Some images from the event are bound to become iconic, like the photograph taken by Evan Vucci of the Associated Press of Trump, fist raised and ear bloodied, an American flag waving behind him as Secret Service officers sweep him from the area.

But others from questionable sources could be swiftly fabricated. There’s value in comparing pictures from multiple sources at the event, or noting which agencies are distributing them, Ong said.

“You would like to see videos and a news account and analysis, to have multiple sources and to be corroborated and verified by multiple experts, in order to make sure that it is authentic in the age of deep fakes,” he said.

The emotional, historic nature of the moment lends itself to manipulation confirming existing biases, “that trigger very strong emotions of fear or anxiety,” Ong said. “I think that’s what we need to be looking at.
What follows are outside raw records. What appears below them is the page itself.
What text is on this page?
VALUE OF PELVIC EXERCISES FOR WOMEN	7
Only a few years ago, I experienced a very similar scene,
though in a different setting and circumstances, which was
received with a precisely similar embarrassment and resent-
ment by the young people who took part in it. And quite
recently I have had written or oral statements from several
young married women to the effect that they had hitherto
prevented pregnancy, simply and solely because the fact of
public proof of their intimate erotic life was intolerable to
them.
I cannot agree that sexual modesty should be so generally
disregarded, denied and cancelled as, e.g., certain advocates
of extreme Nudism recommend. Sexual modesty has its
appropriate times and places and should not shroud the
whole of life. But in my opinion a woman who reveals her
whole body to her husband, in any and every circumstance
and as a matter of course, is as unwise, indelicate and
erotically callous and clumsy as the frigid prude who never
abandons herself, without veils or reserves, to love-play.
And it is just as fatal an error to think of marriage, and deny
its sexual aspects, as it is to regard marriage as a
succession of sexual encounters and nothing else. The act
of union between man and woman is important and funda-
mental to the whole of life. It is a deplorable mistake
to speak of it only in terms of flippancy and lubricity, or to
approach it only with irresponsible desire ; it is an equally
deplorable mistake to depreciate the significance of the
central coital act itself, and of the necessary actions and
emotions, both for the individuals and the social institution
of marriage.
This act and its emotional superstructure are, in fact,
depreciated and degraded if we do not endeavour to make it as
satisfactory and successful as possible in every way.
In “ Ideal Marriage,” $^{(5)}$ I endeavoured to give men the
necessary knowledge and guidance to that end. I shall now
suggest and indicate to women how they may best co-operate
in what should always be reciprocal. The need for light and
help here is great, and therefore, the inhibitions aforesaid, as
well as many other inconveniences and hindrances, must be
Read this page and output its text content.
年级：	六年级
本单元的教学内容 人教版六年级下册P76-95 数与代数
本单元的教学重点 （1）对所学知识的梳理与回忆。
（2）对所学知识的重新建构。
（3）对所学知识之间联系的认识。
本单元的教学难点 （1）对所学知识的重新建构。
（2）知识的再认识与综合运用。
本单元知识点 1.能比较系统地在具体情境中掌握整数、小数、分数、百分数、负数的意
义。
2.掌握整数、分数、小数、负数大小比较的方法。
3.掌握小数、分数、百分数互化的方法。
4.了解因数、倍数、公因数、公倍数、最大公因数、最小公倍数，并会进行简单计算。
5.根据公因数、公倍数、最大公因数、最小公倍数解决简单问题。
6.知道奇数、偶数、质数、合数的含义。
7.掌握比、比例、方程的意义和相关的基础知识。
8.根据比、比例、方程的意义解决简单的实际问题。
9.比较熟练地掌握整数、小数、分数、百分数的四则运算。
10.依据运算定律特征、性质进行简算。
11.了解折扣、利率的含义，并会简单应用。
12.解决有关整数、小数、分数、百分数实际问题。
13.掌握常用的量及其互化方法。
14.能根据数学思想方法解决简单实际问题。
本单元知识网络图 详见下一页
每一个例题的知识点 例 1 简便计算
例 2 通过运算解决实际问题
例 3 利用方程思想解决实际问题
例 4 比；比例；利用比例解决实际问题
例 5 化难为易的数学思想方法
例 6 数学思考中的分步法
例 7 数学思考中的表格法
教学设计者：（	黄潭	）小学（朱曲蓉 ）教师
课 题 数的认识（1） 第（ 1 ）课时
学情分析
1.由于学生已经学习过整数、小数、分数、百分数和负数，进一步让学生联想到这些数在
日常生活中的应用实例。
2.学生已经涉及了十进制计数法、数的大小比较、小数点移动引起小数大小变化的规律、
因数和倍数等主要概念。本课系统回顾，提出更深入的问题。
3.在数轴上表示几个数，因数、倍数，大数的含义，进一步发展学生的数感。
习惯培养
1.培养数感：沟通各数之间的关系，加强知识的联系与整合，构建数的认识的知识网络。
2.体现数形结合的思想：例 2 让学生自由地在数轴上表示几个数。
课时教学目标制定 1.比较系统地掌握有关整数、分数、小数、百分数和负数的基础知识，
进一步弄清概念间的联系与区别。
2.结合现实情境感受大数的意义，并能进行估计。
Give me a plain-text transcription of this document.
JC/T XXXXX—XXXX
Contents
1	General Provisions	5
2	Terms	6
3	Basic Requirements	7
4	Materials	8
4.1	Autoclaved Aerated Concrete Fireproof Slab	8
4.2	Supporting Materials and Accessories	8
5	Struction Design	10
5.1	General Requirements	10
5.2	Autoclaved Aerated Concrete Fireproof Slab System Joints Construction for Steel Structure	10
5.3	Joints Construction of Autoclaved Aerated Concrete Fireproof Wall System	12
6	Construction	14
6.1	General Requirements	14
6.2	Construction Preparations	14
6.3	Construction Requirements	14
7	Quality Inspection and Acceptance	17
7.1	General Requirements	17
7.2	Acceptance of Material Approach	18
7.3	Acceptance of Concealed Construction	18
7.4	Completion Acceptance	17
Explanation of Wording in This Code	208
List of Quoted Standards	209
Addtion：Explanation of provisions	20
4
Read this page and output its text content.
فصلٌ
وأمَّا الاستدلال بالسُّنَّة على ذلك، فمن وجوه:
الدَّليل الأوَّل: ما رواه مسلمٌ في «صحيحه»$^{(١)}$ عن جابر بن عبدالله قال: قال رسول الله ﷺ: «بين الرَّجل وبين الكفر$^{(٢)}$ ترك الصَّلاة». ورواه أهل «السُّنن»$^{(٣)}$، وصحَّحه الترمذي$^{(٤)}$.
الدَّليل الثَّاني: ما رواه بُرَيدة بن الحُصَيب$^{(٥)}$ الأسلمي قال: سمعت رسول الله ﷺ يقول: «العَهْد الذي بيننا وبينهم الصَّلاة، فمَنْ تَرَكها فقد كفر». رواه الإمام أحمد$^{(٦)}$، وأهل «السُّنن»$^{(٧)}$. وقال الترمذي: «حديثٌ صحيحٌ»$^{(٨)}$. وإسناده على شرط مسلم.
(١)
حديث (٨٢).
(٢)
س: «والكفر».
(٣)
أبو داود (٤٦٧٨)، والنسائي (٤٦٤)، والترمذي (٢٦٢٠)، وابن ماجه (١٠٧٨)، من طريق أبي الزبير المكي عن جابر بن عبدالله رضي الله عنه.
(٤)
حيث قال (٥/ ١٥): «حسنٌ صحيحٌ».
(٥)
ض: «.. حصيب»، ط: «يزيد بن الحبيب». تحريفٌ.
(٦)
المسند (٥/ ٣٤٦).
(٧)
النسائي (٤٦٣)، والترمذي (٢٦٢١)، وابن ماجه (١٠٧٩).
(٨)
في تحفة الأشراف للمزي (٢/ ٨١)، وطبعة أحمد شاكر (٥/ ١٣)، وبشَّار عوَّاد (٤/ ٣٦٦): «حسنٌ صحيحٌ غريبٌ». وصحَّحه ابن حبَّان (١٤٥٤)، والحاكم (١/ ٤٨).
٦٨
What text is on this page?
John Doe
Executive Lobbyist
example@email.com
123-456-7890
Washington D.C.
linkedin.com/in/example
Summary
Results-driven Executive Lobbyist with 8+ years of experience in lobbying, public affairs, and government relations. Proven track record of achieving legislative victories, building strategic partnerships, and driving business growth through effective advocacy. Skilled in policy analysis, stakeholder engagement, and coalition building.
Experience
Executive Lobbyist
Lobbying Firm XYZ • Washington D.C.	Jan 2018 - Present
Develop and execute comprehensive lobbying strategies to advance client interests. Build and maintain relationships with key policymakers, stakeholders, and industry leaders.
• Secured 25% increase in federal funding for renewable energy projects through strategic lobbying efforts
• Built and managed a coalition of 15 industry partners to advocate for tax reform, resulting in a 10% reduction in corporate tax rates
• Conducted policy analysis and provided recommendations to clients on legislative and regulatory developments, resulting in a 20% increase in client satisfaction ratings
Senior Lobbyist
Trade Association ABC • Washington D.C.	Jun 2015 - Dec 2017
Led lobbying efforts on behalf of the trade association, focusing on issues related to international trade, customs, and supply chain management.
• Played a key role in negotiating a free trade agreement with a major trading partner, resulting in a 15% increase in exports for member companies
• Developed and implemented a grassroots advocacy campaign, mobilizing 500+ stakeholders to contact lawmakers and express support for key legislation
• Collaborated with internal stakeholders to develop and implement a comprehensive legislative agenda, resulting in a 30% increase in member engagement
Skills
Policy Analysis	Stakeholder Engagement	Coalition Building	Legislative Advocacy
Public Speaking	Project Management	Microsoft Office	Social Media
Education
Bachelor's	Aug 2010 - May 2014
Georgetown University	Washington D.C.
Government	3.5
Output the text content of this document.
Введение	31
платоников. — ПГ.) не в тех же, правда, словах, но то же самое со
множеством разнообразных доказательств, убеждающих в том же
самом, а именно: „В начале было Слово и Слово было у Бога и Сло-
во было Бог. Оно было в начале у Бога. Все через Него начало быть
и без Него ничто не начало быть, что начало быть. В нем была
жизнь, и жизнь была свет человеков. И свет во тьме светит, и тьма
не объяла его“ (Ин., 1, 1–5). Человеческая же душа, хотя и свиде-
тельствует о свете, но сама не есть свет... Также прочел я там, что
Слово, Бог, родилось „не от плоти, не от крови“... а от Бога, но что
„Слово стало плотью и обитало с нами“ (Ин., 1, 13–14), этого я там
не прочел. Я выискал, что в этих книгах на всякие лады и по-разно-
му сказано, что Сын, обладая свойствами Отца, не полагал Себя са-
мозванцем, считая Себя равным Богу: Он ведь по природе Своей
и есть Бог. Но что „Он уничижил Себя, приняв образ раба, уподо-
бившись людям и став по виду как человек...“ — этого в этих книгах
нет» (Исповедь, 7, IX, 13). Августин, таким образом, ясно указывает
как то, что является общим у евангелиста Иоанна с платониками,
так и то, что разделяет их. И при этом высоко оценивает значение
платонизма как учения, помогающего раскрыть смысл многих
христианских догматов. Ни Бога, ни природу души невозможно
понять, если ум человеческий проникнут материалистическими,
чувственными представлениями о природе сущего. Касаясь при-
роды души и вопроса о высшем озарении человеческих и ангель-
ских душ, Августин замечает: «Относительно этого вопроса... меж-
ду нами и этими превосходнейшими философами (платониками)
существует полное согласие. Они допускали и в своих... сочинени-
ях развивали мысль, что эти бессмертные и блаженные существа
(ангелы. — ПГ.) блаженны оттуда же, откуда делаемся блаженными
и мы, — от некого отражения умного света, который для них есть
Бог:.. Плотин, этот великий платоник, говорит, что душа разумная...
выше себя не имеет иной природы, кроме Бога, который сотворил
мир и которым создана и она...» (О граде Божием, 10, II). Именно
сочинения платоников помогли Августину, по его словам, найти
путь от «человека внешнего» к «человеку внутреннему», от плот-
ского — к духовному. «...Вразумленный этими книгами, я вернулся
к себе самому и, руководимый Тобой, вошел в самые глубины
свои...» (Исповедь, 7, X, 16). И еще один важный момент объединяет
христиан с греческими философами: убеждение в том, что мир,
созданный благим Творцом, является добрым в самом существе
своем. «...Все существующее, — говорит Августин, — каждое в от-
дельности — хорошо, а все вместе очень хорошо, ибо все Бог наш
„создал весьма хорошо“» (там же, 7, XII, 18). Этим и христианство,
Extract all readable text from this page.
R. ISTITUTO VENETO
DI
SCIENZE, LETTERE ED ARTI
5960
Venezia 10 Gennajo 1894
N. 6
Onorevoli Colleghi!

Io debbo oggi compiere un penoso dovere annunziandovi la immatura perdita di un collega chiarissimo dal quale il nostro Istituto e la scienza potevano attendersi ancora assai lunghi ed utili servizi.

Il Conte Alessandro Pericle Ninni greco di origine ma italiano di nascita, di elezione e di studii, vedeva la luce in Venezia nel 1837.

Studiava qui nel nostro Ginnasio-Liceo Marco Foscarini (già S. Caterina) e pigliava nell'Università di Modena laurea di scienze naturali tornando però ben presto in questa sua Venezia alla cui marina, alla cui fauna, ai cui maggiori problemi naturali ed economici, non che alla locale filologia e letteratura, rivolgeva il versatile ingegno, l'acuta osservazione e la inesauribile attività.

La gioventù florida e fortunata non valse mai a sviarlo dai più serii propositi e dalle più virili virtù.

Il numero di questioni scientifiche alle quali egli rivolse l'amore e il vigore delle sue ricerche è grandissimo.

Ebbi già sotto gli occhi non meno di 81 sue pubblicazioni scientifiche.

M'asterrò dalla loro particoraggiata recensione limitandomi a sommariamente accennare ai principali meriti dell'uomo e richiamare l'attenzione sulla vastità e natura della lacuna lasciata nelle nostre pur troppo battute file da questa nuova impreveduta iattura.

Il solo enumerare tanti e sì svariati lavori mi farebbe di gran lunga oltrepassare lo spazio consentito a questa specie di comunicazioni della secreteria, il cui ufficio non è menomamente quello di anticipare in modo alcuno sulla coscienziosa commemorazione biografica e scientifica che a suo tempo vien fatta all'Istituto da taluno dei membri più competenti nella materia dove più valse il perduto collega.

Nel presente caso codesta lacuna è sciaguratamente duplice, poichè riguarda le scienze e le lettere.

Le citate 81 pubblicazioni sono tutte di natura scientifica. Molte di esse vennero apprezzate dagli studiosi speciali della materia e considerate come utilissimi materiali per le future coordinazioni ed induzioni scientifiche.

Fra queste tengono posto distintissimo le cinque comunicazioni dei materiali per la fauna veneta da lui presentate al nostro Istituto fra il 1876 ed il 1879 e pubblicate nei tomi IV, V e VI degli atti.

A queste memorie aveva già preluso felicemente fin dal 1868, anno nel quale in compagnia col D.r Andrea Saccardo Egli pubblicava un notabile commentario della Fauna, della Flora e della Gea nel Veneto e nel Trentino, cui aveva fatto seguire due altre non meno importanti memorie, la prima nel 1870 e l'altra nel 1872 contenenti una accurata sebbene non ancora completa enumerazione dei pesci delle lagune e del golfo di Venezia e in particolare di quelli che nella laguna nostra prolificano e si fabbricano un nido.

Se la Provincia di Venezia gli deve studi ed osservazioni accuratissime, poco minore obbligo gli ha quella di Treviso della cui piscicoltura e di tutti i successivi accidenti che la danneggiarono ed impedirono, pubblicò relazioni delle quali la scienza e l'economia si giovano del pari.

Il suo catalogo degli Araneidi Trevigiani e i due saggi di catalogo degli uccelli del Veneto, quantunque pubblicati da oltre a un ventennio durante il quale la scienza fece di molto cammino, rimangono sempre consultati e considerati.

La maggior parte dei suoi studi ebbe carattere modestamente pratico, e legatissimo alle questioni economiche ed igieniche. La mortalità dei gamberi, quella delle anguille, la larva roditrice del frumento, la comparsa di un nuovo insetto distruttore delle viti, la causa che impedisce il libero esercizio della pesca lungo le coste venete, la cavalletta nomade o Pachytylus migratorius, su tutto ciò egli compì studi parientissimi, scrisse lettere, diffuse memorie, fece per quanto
And be wary of.”

Before the FBI had identified 20-year-old Thomas Matthew Crooks as the “subject involved” in the shooting, speculation about the gun and the identity of the alleged shooter had begun. Posts began moving through social media almost immediately, suggesting that the shooter used a BB gun, or alternatively that the weapon was a “ghost gun” built from 3D-printed parts.

Police later said they recovered an AR-style rifle at the scene.

Neither claim could be immediately substantiated. Each claim serves a partisan narrative, either that the shooting was a hoax or evidence of lax gun regulations.

Similarly unsubstantiated noise emerged from rightwing spaces about the identity of the alleged shooter.

“These are the usual responses that we get from the accelerationists in the far-right channels … you’ve got people identifying the shooter as antifa, or as a trans person, as a Jewish person,” Rogers said. “You’ve got the usual suspects being trotted out. And then on the more QAnon channels you’ve got ‘this is the left trying to bait us into a civil war’.”

The one thing Rogers found most disturbing was a pattern of mass deletion of posts in the far-right Telegram channels she follows in the minutes after the shooting. She said they do that in case it was one of their own.

“Telegram aficionados know that people are watching and potentially, if there was a connection, if there’s anybody on there that did actually have facts, it’s not like they’re going to let that stuff stand.”